The relationship between torque (T), speed (N), current (I), efficiency (E), and output power (P), as below figures shown, represents the characteristics of a Hennkwell micro DC gear motor. Figure-1 shows how the loaded torque on the gear motor is in proportion and is directly related to the output speed and current. Figure-2 shows how the no-load speed and starting torque also change proportionally to a different supply voltage. The output speed at a given voltage is parallel to those at other voltage.

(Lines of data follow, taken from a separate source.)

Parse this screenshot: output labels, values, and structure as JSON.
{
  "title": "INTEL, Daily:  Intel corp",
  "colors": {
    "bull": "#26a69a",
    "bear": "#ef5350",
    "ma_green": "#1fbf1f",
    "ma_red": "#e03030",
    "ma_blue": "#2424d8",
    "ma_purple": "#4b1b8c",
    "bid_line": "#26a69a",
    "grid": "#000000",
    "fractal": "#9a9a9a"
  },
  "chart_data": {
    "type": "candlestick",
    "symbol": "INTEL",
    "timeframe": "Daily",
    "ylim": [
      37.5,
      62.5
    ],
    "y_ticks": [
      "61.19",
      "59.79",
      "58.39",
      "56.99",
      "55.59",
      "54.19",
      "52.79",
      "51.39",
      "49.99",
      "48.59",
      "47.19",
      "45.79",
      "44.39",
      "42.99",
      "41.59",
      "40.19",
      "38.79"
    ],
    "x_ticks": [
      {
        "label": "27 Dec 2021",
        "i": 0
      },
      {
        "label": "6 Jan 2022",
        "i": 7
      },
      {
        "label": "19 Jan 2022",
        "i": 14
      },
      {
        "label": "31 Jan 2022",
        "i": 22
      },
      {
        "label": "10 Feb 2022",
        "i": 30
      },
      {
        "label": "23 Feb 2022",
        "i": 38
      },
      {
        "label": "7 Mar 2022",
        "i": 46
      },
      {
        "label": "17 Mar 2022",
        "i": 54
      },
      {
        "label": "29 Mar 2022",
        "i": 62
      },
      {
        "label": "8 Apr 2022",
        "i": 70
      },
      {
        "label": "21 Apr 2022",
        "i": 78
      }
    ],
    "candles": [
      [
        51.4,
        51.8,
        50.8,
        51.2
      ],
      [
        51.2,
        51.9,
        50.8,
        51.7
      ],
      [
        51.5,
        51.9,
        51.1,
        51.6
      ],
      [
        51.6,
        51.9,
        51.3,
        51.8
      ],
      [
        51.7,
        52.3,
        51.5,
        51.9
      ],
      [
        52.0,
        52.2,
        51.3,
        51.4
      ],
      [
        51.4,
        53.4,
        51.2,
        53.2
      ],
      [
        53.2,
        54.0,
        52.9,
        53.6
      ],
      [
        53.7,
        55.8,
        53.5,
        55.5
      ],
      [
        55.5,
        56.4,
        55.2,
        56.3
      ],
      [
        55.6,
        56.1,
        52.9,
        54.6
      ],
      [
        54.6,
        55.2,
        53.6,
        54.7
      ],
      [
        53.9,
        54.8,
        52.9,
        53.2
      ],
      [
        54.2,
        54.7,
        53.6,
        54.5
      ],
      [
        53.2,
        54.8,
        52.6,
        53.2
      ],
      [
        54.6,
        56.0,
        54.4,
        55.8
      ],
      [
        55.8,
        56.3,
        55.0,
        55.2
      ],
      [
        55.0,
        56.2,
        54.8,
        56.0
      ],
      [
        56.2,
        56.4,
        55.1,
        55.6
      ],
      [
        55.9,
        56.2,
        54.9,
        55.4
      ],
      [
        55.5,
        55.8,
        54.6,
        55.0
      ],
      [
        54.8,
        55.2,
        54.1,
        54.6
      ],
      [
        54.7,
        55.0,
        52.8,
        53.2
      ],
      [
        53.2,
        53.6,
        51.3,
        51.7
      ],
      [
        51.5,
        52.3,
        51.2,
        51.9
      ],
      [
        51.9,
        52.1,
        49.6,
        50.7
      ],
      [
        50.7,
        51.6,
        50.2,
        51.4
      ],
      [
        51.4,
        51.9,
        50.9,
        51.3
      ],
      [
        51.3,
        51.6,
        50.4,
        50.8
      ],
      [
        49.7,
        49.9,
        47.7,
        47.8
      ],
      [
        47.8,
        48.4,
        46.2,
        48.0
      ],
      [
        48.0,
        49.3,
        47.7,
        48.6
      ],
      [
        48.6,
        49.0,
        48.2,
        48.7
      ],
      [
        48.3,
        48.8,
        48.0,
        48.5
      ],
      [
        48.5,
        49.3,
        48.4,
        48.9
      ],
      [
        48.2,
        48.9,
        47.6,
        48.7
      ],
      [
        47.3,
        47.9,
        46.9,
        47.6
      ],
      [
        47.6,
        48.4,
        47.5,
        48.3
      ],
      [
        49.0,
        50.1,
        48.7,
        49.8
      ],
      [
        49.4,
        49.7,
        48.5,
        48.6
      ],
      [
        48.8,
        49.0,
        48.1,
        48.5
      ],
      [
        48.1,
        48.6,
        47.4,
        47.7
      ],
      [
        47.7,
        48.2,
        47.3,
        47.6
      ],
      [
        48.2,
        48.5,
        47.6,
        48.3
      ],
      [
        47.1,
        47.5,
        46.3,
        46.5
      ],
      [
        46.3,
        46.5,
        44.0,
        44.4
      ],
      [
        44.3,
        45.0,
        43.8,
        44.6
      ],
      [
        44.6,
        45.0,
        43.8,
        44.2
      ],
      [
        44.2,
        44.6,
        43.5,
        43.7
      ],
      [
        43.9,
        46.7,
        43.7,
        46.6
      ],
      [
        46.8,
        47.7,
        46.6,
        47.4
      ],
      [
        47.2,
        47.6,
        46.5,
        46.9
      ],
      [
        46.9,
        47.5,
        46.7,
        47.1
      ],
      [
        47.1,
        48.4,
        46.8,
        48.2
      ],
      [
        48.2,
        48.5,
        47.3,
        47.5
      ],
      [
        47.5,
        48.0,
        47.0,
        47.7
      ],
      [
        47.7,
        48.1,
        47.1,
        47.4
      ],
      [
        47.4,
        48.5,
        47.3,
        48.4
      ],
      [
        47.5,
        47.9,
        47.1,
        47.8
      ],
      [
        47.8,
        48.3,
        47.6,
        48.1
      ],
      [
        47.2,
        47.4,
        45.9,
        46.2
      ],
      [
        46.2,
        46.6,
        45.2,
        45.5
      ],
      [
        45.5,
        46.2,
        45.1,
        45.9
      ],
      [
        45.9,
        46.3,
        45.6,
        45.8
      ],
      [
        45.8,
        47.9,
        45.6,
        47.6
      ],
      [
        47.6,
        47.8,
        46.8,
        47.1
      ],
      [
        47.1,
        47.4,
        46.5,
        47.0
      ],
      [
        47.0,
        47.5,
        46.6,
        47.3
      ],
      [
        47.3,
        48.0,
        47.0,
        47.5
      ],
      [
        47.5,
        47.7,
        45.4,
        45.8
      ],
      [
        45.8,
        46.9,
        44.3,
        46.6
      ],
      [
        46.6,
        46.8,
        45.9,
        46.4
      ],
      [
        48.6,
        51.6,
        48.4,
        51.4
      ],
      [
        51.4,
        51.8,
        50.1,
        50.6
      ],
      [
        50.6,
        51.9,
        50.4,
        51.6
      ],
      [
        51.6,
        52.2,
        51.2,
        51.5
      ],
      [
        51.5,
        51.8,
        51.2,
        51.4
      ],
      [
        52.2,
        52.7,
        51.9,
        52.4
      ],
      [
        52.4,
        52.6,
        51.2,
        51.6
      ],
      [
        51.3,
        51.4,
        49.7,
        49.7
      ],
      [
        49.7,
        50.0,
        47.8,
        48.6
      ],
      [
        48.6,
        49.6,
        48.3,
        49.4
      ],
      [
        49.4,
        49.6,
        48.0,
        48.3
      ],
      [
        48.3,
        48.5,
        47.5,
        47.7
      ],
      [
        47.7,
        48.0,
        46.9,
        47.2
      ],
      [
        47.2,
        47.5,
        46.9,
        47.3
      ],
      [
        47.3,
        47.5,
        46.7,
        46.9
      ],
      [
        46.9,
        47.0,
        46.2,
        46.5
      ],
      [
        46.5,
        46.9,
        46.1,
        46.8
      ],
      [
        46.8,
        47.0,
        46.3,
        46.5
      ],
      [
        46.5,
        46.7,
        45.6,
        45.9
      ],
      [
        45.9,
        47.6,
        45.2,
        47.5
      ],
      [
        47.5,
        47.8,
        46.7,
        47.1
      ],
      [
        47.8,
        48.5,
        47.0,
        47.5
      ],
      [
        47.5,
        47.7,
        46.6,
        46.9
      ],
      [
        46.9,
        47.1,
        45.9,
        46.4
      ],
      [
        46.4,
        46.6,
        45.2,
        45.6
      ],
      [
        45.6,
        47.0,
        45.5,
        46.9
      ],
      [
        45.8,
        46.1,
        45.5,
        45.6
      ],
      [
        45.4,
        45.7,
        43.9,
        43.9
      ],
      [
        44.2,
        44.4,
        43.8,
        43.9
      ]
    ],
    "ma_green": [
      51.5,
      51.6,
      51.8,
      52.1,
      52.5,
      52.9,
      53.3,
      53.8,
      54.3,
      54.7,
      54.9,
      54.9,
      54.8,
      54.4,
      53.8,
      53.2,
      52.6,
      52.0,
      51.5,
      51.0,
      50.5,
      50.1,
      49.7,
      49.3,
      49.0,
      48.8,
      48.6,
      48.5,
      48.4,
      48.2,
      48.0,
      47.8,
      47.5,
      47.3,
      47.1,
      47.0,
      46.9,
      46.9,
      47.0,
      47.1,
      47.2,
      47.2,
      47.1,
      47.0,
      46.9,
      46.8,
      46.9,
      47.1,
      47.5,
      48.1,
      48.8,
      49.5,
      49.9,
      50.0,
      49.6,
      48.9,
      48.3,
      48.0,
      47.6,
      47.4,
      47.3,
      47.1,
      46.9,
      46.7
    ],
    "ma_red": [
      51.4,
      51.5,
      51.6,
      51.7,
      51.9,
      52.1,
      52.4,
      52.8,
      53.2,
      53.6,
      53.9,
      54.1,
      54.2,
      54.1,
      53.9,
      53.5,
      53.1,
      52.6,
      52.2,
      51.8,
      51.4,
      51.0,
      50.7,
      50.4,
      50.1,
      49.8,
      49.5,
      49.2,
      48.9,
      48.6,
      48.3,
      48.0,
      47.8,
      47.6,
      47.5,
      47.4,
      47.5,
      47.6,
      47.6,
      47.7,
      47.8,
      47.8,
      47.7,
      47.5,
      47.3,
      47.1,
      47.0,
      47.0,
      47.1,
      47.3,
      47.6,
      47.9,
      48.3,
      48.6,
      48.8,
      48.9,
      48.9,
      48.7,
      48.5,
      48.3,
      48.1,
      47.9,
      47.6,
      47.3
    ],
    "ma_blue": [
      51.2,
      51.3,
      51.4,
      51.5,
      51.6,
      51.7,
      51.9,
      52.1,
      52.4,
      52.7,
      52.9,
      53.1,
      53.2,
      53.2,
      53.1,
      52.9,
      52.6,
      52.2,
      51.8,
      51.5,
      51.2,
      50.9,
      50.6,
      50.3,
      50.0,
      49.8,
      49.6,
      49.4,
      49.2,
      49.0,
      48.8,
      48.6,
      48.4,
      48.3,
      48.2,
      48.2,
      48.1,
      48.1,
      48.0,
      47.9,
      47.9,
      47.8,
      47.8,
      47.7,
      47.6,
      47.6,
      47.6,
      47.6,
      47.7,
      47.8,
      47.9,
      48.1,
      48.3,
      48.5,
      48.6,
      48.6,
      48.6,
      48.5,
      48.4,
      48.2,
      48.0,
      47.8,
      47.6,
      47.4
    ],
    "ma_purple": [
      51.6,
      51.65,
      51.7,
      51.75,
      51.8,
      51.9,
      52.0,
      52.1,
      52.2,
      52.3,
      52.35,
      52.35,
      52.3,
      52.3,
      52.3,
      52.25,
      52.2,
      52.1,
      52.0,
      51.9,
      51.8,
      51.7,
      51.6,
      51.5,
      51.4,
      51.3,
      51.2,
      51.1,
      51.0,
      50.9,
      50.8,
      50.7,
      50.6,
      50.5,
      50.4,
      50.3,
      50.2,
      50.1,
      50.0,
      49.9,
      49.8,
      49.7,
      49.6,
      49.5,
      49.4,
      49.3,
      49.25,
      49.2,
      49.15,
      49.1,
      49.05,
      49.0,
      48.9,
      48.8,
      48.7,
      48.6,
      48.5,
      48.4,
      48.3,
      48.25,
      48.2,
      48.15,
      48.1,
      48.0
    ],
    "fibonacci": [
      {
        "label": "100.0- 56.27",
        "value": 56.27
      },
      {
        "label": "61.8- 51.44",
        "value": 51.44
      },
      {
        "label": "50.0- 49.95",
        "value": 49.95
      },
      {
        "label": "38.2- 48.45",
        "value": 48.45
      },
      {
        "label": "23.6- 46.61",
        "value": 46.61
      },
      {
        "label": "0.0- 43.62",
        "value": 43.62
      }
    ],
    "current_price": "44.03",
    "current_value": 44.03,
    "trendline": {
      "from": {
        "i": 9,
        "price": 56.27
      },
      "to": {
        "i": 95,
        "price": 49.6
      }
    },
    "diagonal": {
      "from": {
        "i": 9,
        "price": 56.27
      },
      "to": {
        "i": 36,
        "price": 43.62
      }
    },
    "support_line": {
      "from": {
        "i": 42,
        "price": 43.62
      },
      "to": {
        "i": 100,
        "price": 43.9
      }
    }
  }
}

As the load on the gear motor increases, speed will decrease accordingly. Additionally, the current (I) is an inverse relationship to torque. The peak of output power (P) and efficiency (E) exist at different torque points, as indicated in figure-1. Output power presents a curve by torque while efficiency (E) decreases straight down beyond the peak normally. Maximum output (Pmax) is at half the starting torque (Ts) point and maximum efficiency exists at a much lower point of torque. A gear motor's basic rating point is lower than its maximum efficiency point. Load torque can be determined by measuring the current drawn when the gear motor is installed in a machine where actual load value is known.
Moreover, the actual operating load torque must be selected lower by a few times than the stall torque. The purpose is to prolong the motor’s life and to bring out the most optimal performance. Besides the full load torque has to operate within the maximum allowable torque limit, although the gear motor could produce an over torque.
The maximum efficiency is generally much lower than the maximum stalled torque, because although the motor can operate at a higher torque than the maximum efficiency torque, it can also shorten the motor’s life due to high current generated. Thus, selecting a motor with a torque that is several times higher than the actual operating torque is strongly recommended.